- The Washington Times - Sunday, June 16, 2013

Current and former Washington officials Sunday slammed the leaker who exposed the government’s secret collection of phone records and Internet data and vigorously defended the surveillance programs as essential and life-saving tools in the war on terrorism.

The former intelligence worker accused of stealing and leaking the National Security Agency information, Edward Snowden, is a traitor — not a hero, said Rep. Mike Rogers, Michigan Republican.

The chairman of the House Permanent Select Committee on Intelligence was one of several Republicans who blitzed the Sunday talk shows to slam Mr. Snowden, the 29-year-old leaker believed to still be in hiding in the Chinese territory of Hong Kong.

“It goes beyond the bounds of him trying to claim that he’s a whistleblower, which he is not. A whistleblower comes to the appropriate authorities … so that we can investigate any possible claim,” Mr. Rogers said in an appearance on CNN’s “State of the Union.” “He didn’t do that. He grabbed up information, he made preparations to go to China, and then he collected it up, bolted to China.”

Mr. Snowden shook the American intelligence community earlier this month by leaking highly classified material about the NSA’s anti-terrorism programs that he stole while working as a contractor. He said he revealed information about the programs because he believes the government had crossed a line by spying on Americans.

On Sunday, the White House sent Chief of Staff Denis McDonough to defend the programs, which the NSA has said have prevented multiple attacks.

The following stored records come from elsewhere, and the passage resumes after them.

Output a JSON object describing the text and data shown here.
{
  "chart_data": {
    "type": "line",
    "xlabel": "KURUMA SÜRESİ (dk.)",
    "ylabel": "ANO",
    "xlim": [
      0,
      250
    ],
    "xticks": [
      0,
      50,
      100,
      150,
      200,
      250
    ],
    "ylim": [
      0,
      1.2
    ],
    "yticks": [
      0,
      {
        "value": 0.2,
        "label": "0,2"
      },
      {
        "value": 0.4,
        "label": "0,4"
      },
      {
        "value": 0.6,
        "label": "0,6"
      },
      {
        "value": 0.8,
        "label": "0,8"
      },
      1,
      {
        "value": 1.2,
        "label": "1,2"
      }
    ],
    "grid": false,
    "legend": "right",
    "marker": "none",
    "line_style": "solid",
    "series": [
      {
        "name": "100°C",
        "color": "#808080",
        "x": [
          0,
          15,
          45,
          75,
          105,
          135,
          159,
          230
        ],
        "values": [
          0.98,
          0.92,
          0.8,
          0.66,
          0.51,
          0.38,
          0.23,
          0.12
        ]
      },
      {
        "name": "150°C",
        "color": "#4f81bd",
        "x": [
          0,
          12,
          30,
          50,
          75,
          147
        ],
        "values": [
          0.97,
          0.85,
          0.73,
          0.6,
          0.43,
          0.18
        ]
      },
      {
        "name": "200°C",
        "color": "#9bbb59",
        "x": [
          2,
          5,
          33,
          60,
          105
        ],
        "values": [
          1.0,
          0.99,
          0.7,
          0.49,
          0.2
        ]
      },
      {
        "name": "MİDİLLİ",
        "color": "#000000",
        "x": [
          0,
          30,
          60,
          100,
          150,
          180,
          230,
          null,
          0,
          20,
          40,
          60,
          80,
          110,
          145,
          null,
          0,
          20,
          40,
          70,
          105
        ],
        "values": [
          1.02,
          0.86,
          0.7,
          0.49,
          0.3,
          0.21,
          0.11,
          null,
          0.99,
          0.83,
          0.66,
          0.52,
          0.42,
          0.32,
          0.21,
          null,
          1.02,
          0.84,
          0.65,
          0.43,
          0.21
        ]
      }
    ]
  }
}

SEE ALSO: NSA leaker Ed Snowden used banned thumb-drive, exceeded access


Mr. McDonough said President Obama was at first “pretty skeptical” when he learned of the programs, but he said the president believes they are necessary to protect the American people.

“We have to find the right balance between protecting our privacy, and protecting our country from very real threats,” Mr. McDonough said on CBS’ “Face the Nation.”

Mr. Rogers said the government’s collection of “metadata” is necessary and strictly limited in scope.

“They’re not listening to Americans phone calls, they’re not reading Americans’ emails,” Mr. Rogers said. “We have huge privacy protections on these things.”

Metadata from Americans swept up in the surveillance of terrorism suspects is held under careful safeguards, he said, in a “lock box” that can only be accessed if it becomes relevant to investigations.

“This is a lock box with only phone numbers, no names, no addresses in it, we’ve used it sparingly,” Mr. Rogers said.

Still, the program’s reach is too invasive, said Sen. Mark Udall, Colorado Democrat. “I just don’t think this is an American approach,” he said on “Meet the Press.” “I don’t think collecting millions and millions of Americans’ phone calls is making us any safer.”

Two other Republicans, Sen. Lindsey Graham of South Carolina and former Vice President Dick Cheney, called for Mr. Snowden to face justice in the U.S.

“I think he has committed crimes,” Mr. Cheney said on “Fox News Sunday,” adding that he fears Mr. Snowden had an ulterior motive in choosing to go to Hong Kong.

“Well, I’m suspicious, of course,” Mr. Cheney said. “It’s not a place where you would normally go if you are interested in freedom of speech.”

Mr. Cheney said the U.S. government should be “very aggressive” with Hong Kong about getting Mr. Snowden back, but “I’m not sure it will do any good.”

The former British colony reverted to Chinese sovereignty in 1997 but has some features of statehood, including an extradition treaty with the U.S., a pact China itself doesn’t have. But Beijing has the right to veto extraditions on national security and diplomatic grounds.

Mr. Graham, appearing on NBC’s “Meet the Press,” said, “We need this program and he’s compromised it, and he should be held accountable.”